Last Updated: 30 Oct, 2021
Complete String
Hard
Asked in companies
Ninja developed a love for arrays and strings so this time his teacher gave him an array of strings, ‘A’ of size ‘N’. Each element of this array is a string. The teacher taught Ninja about prefixes in the past, so he wants to test his knowledge.
A string is called a complete string if every prefix of this string is also present in the array ‘A’. Ninja is challenged to find the longest complete string in the array ‘A’.If there are multiple strings with the same length, return the lexicographically smallest one and if no string exists, return "None".
Note :
String ‘P’ is lexicographically smaller than string ‘Q’, if :
1. There exists some index ‘i’ such that for all ‘j’ < ‘i’ , ‘P[j] = Q[j]’ and ‘P[i] < Q[i]’. E.g. “ninja” < “noder”.
2. If ‘P’ is a prefix of string ‘Q’, e.g. “code” < “coder”.
Example :
N = 4
A = [ “ab” , “abc” , “a” , “bp” ]
Explanation :
Only prefix of the string “a” is “a” which is present in array ‘A’. So, it is one of the possible strings.
Prefixes of the string “ab” are “a” and “ab” both of which are present in array ‘A’. So, it is one of the possible strings.
Prefixes of the string “bp” are “b” and “bp”. “b” is not present in array ‘A’. So, it cannot be a valid string.
Prefixes of the string “abc” are “a”,“ab” and “abc” all of which are present in array ‘A’. So, it is one of the possible strings.

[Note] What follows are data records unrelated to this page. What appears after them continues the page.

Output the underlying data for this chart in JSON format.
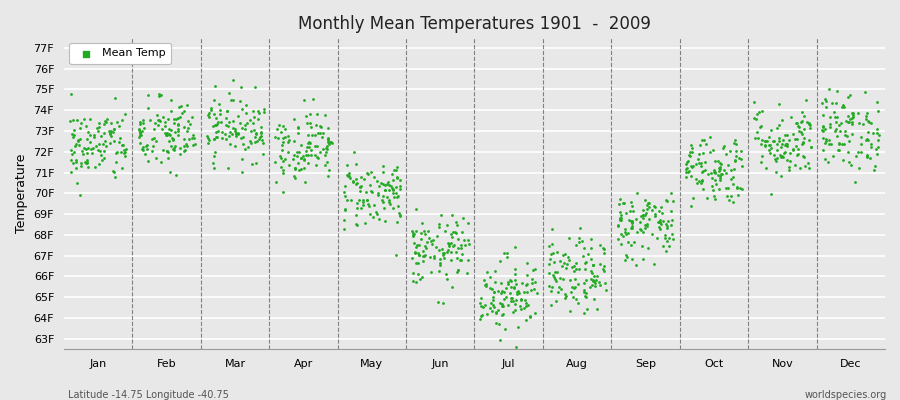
{
  "title": "Monthly Mean Temperatures 1901  -  2009",
  "ylabel": "Temperature",
  "xlabel_labels": [
    "Jan",
    "Feb",
    "Mar",
    "Apr",
    "May",
    "Jun",
    "Jul",
    "Aug",
    "Sep",
    "Oct",
    "Nov",
    "Dec"
  ],
  "ylim": [
    62.5,
    77.5
  ],
  "ytick_labels": [
    "63F",
    "64F",
    "65F",
    "66F",
    "67F",
    "68F",
    "69F",
    "70F",
    "71F",
    "72F",
    "73F",
    "74F",
    "75F",
    "76F",
    "77F"
  ],
  "ytick_values": [
    63,
    64,
    65,
    66,
    67,
    68,
    69,
    70,
    71,
    72,
    73,
    74,
    75,
    76,
    77
  ],
  "dot_color": "#22aa22",
  "dot_size": 4,
  "background_color": "#e8e8e8",
  "grid_color": "#ffffff",
  "footer_left": "Latitude -14.75 Longitude -40.75",
  "footer_right": "worldspecies.org",
  "legend_label": "Mean Temp",
  "n_years": 109,
  "month_mean_temps_F": [
    72.3,
    72.8,
    73.2,
    72.3,
    70.0,
    67.2,
    65.2,
    66.0,
    68.5,
    71.2,
    72.5,
    73.0
  ],
  "month_std_F": [
    0.9,
    0.9,
    0.8,
    0.85,
    0.85,
    0.85,
    0.9,
    0.9,
    0.85,
    0.85,
    0.9,
    0.95
  ]
}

We need to find the maximum length string, so “abc” is the required string.
Input Format :
The first line contains an integer 'T' which denotes the number of test cases to be run. Then the test cases follow.
The second line of each test case contains an integer ‘N’ denoting the size of array ‘A’.

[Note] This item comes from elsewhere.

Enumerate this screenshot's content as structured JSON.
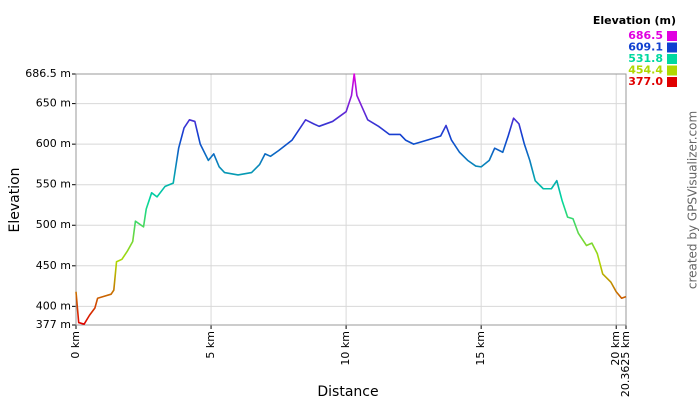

The third line of each test case contains ‘N’ space-separated strings denoting the elements of array ‘A’.
Output format :
For each test case, print the longest string in ‘A’, such that every prefix of this string is also present in the array ‘A’. If there are multiple strings with the same length, return the lexicographically smallest one and if no string exists, return "None" as answer.
Print the output of each test case in a new line.
Note :
You don’t need to print anything. It has already been taken care of. Just implement the given function.
Constraints :
1 <= T <= 10
1 <= N <= 10^5
1 <= A[i].length <= 10^5
A[i] only consists of lowercase english letters.

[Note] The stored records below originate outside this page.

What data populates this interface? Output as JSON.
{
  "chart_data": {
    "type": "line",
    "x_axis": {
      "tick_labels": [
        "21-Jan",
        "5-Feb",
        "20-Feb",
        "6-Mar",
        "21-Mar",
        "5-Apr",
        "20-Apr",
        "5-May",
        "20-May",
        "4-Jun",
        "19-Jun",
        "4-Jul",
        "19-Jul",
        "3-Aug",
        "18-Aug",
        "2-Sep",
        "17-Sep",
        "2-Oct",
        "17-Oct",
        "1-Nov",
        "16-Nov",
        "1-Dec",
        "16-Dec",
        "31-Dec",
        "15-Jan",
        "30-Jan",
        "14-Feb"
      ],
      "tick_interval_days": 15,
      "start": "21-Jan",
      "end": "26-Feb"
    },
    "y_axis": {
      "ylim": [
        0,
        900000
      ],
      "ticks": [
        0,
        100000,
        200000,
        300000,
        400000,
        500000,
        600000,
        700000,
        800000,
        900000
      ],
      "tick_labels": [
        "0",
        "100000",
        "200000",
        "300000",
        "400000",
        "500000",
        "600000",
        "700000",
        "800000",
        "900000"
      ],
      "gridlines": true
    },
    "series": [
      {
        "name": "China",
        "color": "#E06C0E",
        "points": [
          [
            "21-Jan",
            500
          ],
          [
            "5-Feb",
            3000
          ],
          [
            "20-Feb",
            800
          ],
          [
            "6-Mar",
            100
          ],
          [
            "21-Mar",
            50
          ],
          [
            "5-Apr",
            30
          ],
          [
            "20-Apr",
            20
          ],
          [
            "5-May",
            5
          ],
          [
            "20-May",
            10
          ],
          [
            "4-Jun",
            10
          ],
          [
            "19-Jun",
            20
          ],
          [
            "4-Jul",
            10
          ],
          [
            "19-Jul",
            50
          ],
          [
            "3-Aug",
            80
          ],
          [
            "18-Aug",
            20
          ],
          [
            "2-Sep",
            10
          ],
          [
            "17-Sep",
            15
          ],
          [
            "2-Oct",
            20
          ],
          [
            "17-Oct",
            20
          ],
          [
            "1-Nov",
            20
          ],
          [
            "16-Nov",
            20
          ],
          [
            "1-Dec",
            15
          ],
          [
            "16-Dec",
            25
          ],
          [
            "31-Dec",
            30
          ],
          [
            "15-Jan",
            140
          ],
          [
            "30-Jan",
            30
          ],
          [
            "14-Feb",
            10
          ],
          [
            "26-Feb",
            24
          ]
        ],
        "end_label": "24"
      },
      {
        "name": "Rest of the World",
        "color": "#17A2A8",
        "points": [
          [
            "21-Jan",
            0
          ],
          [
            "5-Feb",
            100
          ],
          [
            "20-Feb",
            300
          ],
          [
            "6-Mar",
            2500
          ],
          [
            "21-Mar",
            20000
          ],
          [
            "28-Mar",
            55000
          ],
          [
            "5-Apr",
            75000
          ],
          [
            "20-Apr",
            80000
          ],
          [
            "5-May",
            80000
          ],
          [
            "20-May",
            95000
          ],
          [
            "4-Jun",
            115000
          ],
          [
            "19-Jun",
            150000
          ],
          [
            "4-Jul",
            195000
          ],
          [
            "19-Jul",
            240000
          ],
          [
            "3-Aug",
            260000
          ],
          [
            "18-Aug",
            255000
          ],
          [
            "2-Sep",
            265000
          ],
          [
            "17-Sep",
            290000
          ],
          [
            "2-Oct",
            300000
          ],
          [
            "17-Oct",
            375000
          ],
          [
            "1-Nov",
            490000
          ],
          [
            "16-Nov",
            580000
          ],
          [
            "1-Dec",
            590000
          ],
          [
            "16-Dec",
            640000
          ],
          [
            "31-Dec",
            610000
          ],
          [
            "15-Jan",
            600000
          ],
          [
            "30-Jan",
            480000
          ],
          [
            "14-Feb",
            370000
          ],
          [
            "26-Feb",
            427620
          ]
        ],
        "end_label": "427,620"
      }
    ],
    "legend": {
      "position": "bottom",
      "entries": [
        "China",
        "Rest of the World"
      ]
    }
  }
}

Sum of A[i].length <= 10^5 over all test cases
Time Limit : 1 sec
Approaches
Approach :
- We first find all the prefixes of each string in array ‘A’.
- For each string ‘S’, we check if all the prefixes are part of the array ‘A’.
- To check this, we mark the strings of array ‘A’ in a map.
- If there are no such strings, we return “”.
- We select the largest length string that has all prefixes in ‘A’.
- We sort all the strings that satisfy the above criteria and return the lexicographically smallest one.
Algorithm :
- Initialise a variable ‘ans’ as “”.
- Initialise a hashmap ‘m’ with key type string and value type integer.
- Traverse over all the strings ‘s’ of array ‘A’ and mark ‘m[s] = 1’.
- Traverse over all the strings ‘s’ of array ‘A’ again :
- Initialise a variable ‘flag’ as ‘1’.
- If the size of current string is ‘sz’, run a loop from ‘i=0’ to ‘i=sz-1’ :
- Find the prefix ‘p’ of ‘s’ from index ‘j=0’ to ‘j=i’ and check if it is marked in the map ‘m’.
- If not, mark ‘flag’ as 0.
- If the ‘flag’ = 1 :
- Check if current string ‘s’ is greater in size than ‘ans’ :
- If yes, update ‘ans’ to ‘s’.
- Else, if current string ‘s’ is same in length to ‘ans’ :
- Update ‘ans’ to the minimum of ‘ans’ and ‘s’.
- If ‘ans’ is empty, then update “ans” to “None”.
- Return ‘ans’ as the final result.
Approach :
- We will use Trie to solve this problem.
- Trie will have two properties :
- Next pointer to link the next character of the string.
- Ending flag to denote if this is the last character of some string.
- We will store each string in the trie.
- Now we traverse the trie in dfs manner.
- If while traversing , each level till now has the ending flag set on, then that means till this string, all prefixes of the string are present in the array ‘A’.
- So, we check the maximum length strings that satisfy the above condition.
- Example :
- Let N = 4 and A[] = [“j”, “ji” , “jin” , jxn” ].
- The trie structure will look like this :
- We can notice that the ending at character ‘x’ is 0, as the word “jx” is not present in array ‘A’.
- So, we traverse from ‘j’ to ‘ji’ to ‘jin’ and since the ending is 1, all are valid strings.
- Since we want the longest among these, we select “jin”.
- When we traverse from ‘j’ to ‘jx’ , we encounter ending 0 which tells that this and the further depth strings are not valid, so we don’t need to traverse to ‘jxn’.
- So, “jin” is the desired answer.
Algorithm :
- Initialise a class ‘Trie’ with ‘next’ and ‘ending’ as objects.
- Traverse the array ‘A’ and insert each string in the trie.
- Initialize a variable ‘ans’ as “”.
- Now, traverse the trie in Depth First Search Manner.
- Initialize a variable ‘flag’ as ‘1’.
- If while traversing, any node has ‘ending flag’ as 0, then we return to avoid more depth searches.
- Else, all the prefixes till now are present in array ‘A’.
- If the string formed till now is larger than ‘ans’, update ‘ans’.
- If the string formed till now is of the same length as that of ‘ans’, update ‘ans’ as the minimum of the two. ( To return lexicographically smallest string )
- If ‘ans’ is empty, then update “ans” to “None”.
- Return ‘ans’ as the final result.